Détails et éléments notables

  • Références légales :
    • Loi n° 86-14 du 16 mars 1986 (abrogée).
    • Projet de loi n° 33/94 examiné par l'Assemblée nationale.
    • Décret ordonnant la présentation du projet de loi à l'Assemblée nationale (7 juin 1994).
    • Réglementation 40-40-20 de la Conférence des Nations Unies pour le développement, approuvée par le Sénégal.
  • Contexte et motivations :
    • Libéralisation des transports maritimes pour favoriser la compétitivité et le développement des échanges internationaux.
    • Réponse aux demandes des opérateurs nationaux et partenaires internationaux dans le cadre d'un projet d'ajustement structurel.
    • Difficultés financières de la COSENAM (déficit de 640 millions de FCFA), où l'État détient 26 % du capital.
  • Acteurs et institutions :
    • Assemblée nationale (VIIIe législature, première session ordinaire de 1994).
    • Intercommission (Commissions des Travaux Publics et du Développement Rural).
    • Ministère de la Pêche et des Transports Maritimes (représenté par Abdourahmane SOW).
    • Ministre délégué chargé des Relations avec les Assemblées (Khalifa Ababacar SALL).
    • COSENAM (armement national unique avant la libéralisation).
    • Rapporteur : Papa Sémou NIANG.
  • Débats parlementaires :
    • Inquiétudes des commissaires sur l'impact de la libéralisation sur la COSENAM et les investissements de l'État.
    • Demandes de clarifications sur la structure du capital des nouveaux armements et les garanties contre l'infiltration d'opérateurs étrangers.

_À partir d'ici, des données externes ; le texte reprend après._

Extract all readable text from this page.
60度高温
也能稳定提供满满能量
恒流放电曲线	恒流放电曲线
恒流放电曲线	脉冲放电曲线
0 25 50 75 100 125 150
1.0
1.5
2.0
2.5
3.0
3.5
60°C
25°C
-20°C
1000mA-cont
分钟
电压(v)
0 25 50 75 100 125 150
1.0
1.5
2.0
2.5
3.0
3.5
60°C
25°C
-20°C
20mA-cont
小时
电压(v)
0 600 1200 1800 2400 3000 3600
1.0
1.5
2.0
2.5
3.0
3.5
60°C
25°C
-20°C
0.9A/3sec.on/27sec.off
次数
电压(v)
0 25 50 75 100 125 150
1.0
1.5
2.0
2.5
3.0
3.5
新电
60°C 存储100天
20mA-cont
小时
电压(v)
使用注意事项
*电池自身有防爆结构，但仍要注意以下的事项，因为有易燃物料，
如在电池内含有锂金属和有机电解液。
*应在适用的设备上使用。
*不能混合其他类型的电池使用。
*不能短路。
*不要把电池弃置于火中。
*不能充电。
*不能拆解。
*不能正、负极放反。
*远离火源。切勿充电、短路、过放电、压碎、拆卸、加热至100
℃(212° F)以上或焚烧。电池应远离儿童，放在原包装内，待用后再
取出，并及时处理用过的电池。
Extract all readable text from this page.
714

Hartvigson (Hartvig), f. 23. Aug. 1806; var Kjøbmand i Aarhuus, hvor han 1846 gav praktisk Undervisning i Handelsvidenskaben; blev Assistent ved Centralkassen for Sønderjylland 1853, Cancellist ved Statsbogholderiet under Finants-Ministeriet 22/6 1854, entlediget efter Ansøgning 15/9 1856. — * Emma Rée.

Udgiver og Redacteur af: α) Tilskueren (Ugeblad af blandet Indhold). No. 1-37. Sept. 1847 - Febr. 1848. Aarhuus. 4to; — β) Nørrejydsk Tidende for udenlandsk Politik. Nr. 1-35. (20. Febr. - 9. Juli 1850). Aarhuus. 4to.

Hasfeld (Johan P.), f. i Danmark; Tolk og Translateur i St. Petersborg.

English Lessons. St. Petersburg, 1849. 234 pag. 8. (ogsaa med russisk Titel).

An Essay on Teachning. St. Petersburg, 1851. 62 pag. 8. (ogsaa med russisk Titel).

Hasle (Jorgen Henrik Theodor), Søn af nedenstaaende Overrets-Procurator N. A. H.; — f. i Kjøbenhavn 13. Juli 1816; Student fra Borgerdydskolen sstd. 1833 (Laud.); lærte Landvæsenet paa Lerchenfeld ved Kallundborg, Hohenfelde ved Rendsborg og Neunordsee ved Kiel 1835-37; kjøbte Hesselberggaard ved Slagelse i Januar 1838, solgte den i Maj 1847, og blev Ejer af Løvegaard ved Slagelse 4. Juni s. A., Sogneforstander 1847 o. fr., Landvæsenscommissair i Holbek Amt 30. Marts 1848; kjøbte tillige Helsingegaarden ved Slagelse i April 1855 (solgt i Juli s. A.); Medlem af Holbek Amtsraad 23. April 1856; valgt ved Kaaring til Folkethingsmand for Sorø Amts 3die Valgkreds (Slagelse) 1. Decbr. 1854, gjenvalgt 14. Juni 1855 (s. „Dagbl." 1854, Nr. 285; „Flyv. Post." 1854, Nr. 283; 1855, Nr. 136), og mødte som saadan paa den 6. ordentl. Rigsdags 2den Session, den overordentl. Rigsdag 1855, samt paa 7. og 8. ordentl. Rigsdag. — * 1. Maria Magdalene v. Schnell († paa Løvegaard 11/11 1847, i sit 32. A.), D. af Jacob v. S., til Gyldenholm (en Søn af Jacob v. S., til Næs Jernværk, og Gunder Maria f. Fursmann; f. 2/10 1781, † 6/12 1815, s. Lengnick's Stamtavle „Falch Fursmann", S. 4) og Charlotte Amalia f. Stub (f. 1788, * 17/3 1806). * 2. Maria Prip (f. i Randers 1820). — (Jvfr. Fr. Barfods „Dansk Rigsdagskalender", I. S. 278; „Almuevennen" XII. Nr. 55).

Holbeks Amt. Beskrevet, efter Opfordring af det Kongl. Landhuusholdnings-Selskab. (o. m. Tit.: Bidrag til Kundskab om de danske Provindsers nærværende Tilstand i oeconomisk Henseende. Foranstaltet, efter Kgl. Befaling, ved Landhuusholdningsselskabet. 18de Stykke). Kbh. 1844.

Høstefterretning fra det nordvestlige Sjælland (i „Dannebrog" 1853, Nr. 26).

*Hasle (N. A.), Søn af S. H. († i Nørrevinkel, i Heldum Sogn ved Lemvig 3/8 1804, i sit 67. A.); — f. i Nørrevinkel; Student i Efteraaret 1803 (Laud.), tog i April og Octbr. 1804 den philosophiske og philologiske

    • Nécessité de démocratiser l'accès au trafic national libéralisé.
    • Engagement du Ministre à fournir un document additif avec des analyses plus détaillées.
  • Autres éléments :
    • Projet de relance du cabotage pour desservir les régions économiques du Sénégal et la sous-région.
    • Adoption unanime du projet de loi par l'intercommission le 8 juin 1994.
    • Adoption définitive de la loi par l'Assemblée nationale le 10 juin 1994.